Bruce had never been so glad for home surveillance, and when “Zorro” got to the police station, he would be faced with a slew of charges that would keep him out of sight and mind for a very long time.
The ordeal over, much quicker than they thought it would be, Clark and Bruce still in costume decided to do as the rest of the crowd did about fifteen minutes after it was all over. They shoved it out of their hands, their heads, and focused on the rising heat of Bruce’s cheeks when Clark wrapped his arm around that waistline again.
It had a lot to do with some drunken men making their way over to the lovely form beer goggles had created, and that epiphany shoving itself so hard to the forefront of Clark’s head that he just went with it. His wench turned into his side, and the men seemed to take a hint and decided to find some fairies to openly molest with their eyes.
“You said to make it believable,” Clark said to the unspoken look given to him. “I think I’m entitled to do that the rest of the night.”
Bruce batted his eye lashes at his “Jack”, unable to keep the light smile from his eyes. “And tarnish my reputation?”
“Oh, I deserve that much.” Yes, he deserved a lot for being a good dog and doing as he was told while not being the Pirate he portrayed, waving about a bottle of rum, and somehow manipulating the wench against him-okay, Elizabeth was an aristocrat of sorts but she was annoying after awhile-to take that cape off and show him just why he wasn’t Jack. A gentleman he could still be…for a while anyhow. “Now…how about we make a round about the room and end it with a kiss?” He waggled his eyebrows at his “Elizabeth”, hands flourishing to the dance floor. “Saavy?”
Bruce’s eyes were a little wider than his mouth before he let out a laugh and had Clark shutting up when he proceeded to do just that.

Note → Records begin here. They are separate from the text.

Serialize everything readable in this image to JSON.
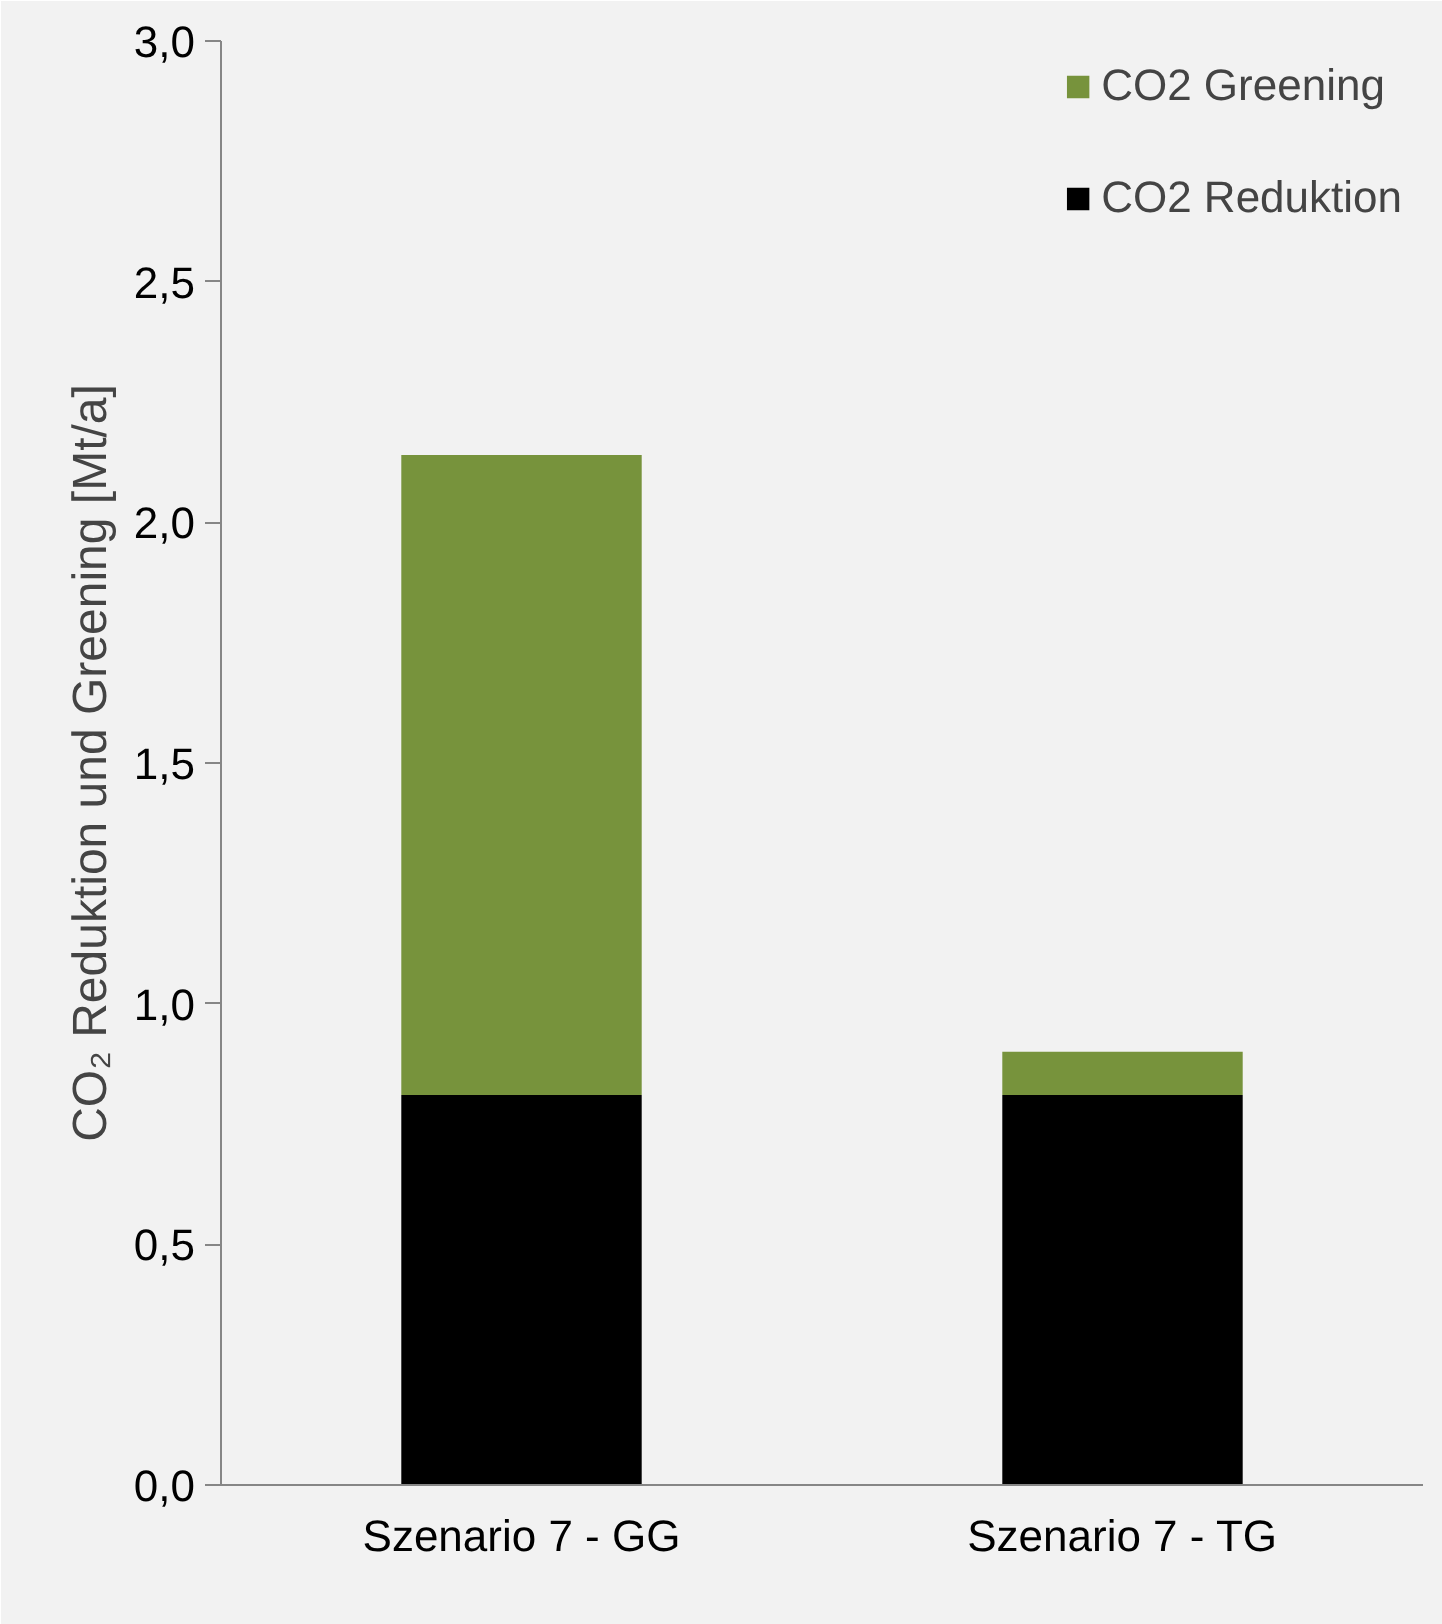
{
  "chart_data": {
    "type": "bar",
    "stacked": true,
    "ylabel": "CO₂ Reduktion und Greening [Mt/a]",
    "categories": [
      "Szenario 7 - GG",
      "Szenario 7 - TG"
    ],
    "series": [
      {
        "name": "CO2 Reduktion",
        "color": "#000000",
        "values": [
          0.81,
          0.81
        ]
      },
      {
        "name": "CO2 Greening",
        "color": "#77933c",
        "values": [
          1.33,
          0.09
        ]
      }
    ],
    "ylim": [
      0,
      3
    ],
    "yticks": [
      {
        "value": 0,
        "label": "0,0"
      },
      {
        "value": 0.5,
        "label": "0,5"
      },
      {
        "value": 1,
        "label": "1,0"
      },
      {
        "value": 1.5,
        "label": "1,5"
      },
      {
        "value": 2,
        "label": "2,0"
      },
      {
        "value": 2.5,
        "label": "2,5"
      },
      {
        "value": 3,
        "label": "3,0"
      }
    ],
    "grid": false,
    "legend": "top right"
  }
}
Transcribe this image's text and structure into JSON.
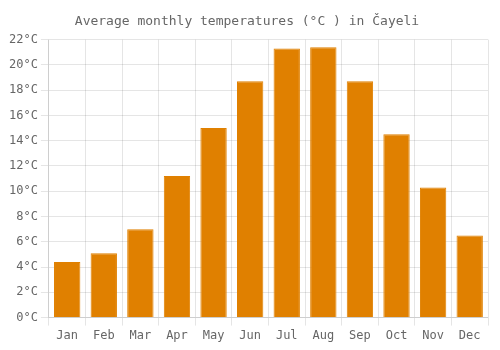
{
  "chart_data": {
    "type": "bar",
    "title": "Average monthly temperatures (°C ) in Čayeli",
    "categories": [
      "Jan",
      "Feb",
      "Mar",
      "Apr",
      "May",
      "Jun",
      "Jul",
      "Aug",
      "Sep",
      "Oct",
      "Nov",
      "Dec"
    ],
    "values": [
      4.4,
      5.1,
      7.0,
      11.2,
      15.0,
      18.7,
      21.3,
      21.4,
      18.7,
      14.5,
      10.3,
      6.5
    ],
    "color": "#E08000",
    "ylim": [
      0,
      22
    ],
    "yticks": [
      {
        "value": 0,
        "label": "0°C"
      },
      {
        "value": 2,
        "label": "2°C"
      },
      {
        "value": 4,
        "label": "4°C"
      },
      {
        "value": 6,
        "label": "6°C"
      },
      {
        "value": 8,
        "label": "8°C"
      },
      {
        "value": 10,
        "label": "10°C"
      },
      {
        "value": 12,
        "label": "12°C"
      },
      {
        "value": 14,
        "label": "14°C"
      },
      {
        "value": 16,
        "label": "16°C"
      },
      {
        "value": 18,
        "label": "18°C"
      },
      {
        "value": 20,
        "label": "20°C"
      },
      {
        "value": 22,
        "label": "22°C"
      }
    ],
    "grid": true
  }
}
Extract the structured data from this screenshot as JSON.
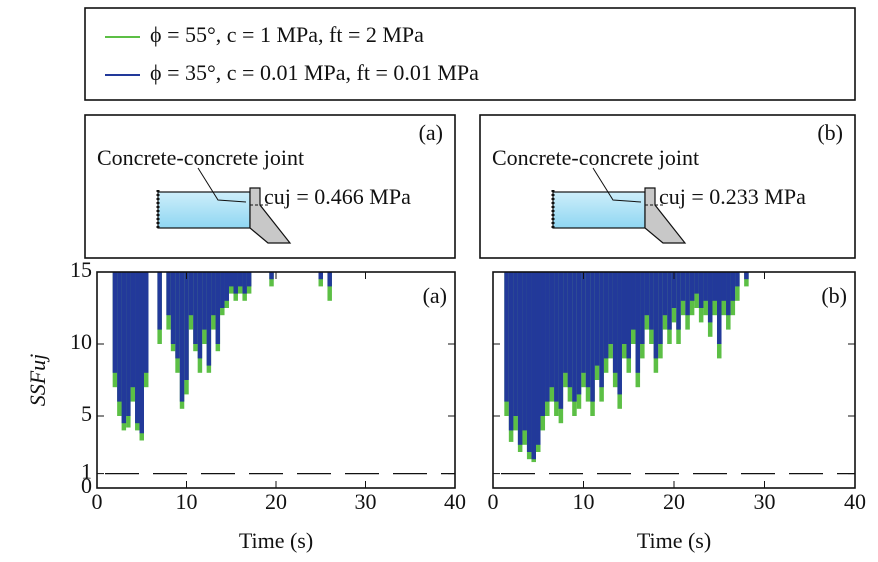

Yes, he’d said to make it believable…it didn’t get much more believable than Clark flush against him, bending him backward, and kissing the lipstick off of his mouth after a solid moment.
Such was the magic of Masks, Halloween, and Alcohol. No one would remember too much, the crazy people usually were freaked out by the uncanny, and Swans got to kiss Pirates without caring how tomorrow would be viewed.
So Clark shouldn’t have been surprised to hear Bruce ask him to do it again next year…and this time they went as The Scarecrow and Dorothy.
Clark didn’t think straw could itch so much, and he didn’t think that he’d drool seeing Bruce in that skirt.
But that was another Halloween Story for another time.